Comment est né le concept de race ? Pourquoi s’est-il imposé au XIXe siècle, dans la communauté scientifique comme dans la société ? Telles sont les questions auxquelles répond cet ouvrage collectif dirigé par trois historiens, spécialistes de la période coloniale et des migrations. Une vingtaine de contributions explorent la généalogie de la notion de race à partir du XVIIe siècle, l’internationalisation du concept et ses usages, jusqu’au XXe siècle, lors des manifestations culturelles (expositions internationales, zoos humains, musées). Parmi les contributions notables, celle de Thierry Hoquet revient sur genèse de la notion de race dans les études de médecine et de biologie, menées par trois « taxinomistes précoces » : François Bernier, Buffon et Carl von Linné.

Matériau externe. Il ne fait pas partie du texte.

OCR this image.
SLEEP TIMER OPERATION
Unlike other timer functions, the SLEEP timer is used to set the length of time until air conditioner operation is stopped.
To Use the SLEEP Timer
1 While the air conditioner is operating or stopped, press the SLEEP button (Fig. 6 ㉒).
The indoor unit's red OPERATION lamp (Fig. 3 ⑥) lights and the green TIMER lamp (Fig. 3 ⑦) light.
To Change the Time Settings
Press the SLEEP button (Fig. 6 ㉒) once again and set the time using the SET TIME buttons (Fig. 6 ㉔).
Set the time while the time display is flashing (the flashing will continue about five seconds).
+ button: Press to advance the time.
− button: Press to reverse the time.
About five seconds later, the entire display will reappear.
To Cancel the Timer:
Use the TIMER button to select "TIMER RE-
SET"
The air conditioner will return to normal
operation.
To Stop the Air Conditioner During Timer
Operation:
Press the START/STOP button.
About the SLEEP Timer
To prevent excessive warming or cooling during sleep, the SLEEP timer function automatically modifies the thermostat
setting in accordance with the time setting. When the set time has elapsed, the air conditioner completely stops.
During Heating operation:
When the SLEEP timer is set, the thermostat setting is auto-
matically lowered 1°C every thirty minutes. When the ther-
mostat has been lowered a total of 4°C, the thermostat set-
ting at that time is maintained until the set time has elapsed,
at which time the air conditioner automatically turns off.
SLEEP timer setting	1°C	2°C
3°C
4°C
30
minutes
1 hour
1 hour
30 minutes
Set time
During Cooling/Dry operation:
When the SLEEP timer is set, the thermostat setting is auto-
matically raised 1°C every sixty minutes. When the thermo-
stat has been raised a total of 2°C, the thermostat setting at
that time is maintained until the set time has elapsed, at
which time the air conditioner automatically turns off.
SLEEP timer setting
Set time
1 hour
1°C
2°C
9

Il montre la naturalisation croissante du terme : « L’histoire du concept ferait la transition d’une approche en termes de lignages à une approche naturaliste. » On passerait d’une conception de la race comme filiation, réelle ou supposée (par exemple, la race de Caïn), à la recherche de caractéristiques physiques similaires (craniométrie). « Selon cette lecture, l’application de la “race” aux humains serait première et s’étendrait à partir de ce cas d’espèce à l’ensemble du règne animal. » Elle se déploie également au niveau international, comme en témoignent les usages savants et populaires de la notion en Europe, en Afrique ou encore, ce qui est moins connu, en Russie, en Asie et au Japon. L’ouvrage permet de comprendre la circulation des savoirs à cette époque, tout en montrant les liens entre l’anthropologie physique et les lieux d’exhibition de groupes ethniques. Les forains, notamment, auraient participé à la diffusion du discours raciste hors de l’espace scientifique en exhibant des hommes qualifiés de « sauvages » ou de « chaînons manquants ». Une imposante bibliographie permet d’approfondir le sujet.
L'invention de la race
L’invention de la race. Des représentations scientifiques aux exhibitions populaires. Nicolas Bancel, Thomas David et Dominic Thomas (dir.), La Découverte, 2014, 440 p., 27 €.